This piece of software would have to handle all the intricacies of the GitHub actions but also be updated to the latest changes...
We are moving back to a makefile based approach that is called by the GitHub workflows. We can handle different levels of parallelism: the make kind or the indexed by worker number when running in actions. That way we can test things locally, we can still have 32 workers on GitHub to run the full suite fast enough.
I also like that we are less bound to GitHub now because it has been notorious unreliable for us this past year and we may move more easily to something else.
Take a look at https://dagger.io/. Declarative pipelines using Node, Python, or Go. Parallelism built in, and caching built in - things are cached if they're unchanged.

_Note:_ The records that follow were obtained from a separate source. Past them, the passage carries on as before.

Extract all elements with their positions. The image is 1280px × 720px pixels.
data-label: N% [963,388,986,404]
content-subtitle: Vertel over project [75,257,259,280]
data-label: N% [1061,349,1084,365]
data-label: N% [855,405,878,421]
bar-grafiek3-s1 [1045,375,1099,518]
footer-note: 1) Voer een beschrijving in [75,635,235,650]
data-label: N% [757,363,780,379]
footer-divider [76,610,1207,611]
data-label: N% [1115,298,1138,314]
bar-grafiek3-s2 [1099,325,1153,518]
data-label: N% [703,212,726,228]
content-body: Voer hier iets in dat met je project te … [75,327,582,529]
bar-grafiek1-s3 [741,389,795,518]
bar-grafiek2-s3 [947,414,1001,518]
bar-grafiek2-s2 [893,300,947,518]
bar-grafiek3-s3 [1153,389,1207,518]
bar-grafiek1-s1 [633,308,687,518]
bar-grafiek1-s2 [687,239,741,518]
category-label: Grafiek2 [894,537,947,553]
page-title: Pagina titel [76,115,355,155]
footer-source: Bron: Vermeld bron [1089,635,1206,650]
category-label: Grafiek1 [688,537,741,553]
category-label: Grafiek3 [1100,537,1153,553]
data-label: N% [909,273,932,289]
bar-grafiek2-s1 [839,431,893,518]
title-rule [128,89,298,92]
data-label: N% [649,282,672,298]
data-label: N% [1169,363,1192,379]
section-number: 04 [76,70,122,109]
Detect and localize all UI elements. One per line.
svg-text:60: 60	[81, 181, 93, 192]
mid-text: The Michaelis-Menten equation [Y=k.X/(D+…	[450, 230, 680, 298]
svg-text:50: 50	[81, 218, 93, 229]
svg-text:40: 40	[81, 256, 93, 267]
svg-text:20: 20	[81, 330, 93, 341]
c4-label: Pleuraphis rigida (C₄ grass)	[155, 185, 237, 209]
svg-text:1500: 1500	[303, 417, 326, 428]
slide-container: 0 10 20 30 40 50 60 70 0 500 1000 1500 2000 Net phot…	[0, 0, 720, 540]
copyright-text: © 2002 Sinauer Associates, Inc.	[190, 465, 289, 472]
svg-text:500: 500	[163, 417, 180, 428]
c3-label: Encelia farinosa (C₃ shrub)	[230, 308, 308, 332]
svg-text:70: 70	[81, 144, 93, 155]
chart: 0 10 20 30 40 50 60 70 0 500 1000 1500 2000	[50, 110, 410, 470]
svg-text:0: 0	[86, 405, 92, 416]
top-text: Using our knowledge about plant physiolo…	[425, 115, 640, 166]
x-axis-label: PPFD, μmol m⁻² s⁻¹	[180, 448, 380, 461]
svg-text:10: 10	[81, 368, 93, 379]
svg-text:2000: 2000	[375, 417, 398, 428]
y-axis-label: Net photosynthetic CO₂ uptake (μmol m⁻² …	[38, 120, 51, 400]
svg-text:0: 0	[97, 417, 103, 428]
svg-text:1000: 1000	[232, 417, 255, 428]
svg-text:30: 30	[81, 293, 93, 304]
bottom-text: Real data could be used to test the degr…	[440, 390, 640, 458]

You could implement something similar by splitting the make targets in the GitHub action before they get passed to make so each worker is assigned their own target, then have a make target that executes all the targets for local multithreaded builds via `make -j${NUM_CONCURRENT}`.
We are moving back to a makefile based approach that is called by the GitHub workflows. We can handle different levels of parallelism: the make kind or the indexed by worker number when running in actions. That way we can test things locally, we can still have 32 workers on GitHub to run the full suite fast enough.
I also like that we are less bound to GitHub now because it has been notorious unreliable for us this past year and we may move more easily to something else.